System-on-Chip capability has presented a very interesting problem in FPGAs. Embedded processors have now been implemented on the Xilinx FPGAs changing the traditional view of the FPGA. An application can now be implemented to exploit the potential performance gains offered by the hardware and yet enjoy the capability of the software based computations. Existing projects have not shown how to exploit these benefits offered by System-on-Chip.

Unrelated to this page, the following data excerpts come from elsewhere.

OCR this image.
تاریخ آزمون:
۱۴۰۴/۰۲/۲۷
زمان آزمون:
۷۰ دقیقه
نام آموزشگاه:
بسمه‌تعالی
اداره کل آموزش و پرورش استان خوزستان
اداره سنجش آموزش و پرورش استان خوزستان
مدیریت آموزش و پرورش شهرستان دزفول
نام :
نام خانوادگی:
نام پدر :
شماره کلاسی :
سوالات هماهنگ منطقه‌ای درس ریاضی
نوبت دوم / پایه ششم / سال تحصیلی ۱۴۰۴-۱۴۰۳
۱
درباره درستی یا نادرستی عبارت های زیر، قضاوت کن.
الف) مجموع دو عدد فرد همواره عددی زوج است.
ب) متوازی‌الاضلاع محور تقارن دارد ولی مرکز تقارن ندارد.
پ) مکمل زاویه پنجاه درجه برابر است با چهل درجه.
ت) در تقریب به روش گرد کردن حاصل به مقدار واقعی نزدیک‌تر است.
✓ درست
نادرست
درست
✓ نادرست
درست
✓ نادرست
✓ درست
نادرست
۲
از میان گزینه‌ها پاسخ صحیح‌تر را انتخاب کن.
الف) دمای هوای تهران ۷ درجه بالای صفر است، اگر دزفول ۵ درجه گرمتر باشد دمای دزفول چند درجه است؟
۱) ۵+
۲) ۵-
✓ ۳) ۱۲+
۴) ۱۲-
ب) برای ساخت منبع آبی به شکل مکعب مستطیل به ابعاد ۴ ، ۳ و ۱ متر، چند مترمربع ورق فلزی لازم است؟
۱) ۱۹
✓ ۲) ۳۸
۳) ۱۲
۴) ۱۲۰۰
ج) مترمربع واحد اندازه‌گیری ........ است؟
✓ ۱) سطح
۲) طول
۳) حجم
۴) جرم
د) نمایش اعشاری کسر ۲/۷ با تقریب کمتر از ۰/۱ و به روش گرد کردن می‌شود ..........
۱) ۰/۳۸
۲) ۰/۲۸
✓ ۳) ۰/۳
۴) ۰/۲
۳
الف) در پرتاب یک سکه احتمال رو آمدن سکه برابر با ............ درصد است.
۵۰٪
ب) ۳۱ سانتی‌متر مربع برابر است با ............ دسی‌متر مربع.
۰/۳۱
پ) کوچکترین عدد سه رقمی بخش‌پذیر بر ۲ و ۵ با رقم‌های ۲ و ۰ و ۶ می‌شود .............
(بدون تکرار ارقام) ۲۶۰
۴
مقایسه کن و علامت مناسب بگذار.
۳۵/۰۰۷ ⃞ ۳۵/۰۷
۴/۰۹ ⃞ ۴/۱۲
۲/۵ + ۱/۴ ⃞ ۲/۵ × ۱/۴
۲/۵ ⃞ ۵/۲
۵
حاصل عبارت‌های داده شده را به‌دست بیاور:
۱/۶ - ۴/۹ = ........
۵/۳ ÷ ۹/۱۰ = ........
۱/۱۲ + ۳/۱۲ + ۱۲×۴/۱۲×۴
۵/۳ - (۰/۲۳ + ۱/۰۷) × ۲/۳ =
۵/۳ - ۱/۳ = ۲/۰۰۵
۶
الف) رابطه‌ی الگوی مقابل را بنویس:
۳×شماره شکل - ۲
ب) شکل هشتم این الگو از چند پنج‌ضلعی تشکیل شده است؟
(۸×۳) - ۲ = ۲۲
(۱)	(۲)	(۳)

Jamie Lin's project involved porting Linux onto the Xilinx's Virtex-II Pro Development system. With two embedded power PCs, the software based processor (MicroBlaze) we are poised to run a distributed real-time application on the board, grapple with the issues involving task synchronization, testing, debugging and monitoring in a distributed real-time environment. Jamie has also developed several laboratory modules showing step-by-step procedures on building the base system on the board using the handy tools such as embedded development kit (EDK) and ISE
Kamini Prajapati worked on the aspect of security in sensor networks. It is widely accepted that as sensor networks gain widespread usage and sensitive information is transmitted there is a desperate need to maintain the confidentiality of such information. The limited resources (memory, computing power, sustainable power etc) make it difficult to employ the security mechanisms of standard networked computing systems. Given the ability of the hardware (subthreshold circuits) to dissipate minute amounts of energy it then becomes feasible to maintain the miniaturized form of these sensors while affording improved computational power. We present a key update scheme that enables each sensor node to update its key minimizing the possibilities by intruders to acquire and decode sensor keys. The scheme requires a very small amount of time  to perform the key update allowing the sensor node to perform its  designated functions with minimal burden from the updating procedure. Unlike current approaches that depend on intruding nodes exhausting a node's power source while trying to infiltrate this scheme offers some resilience.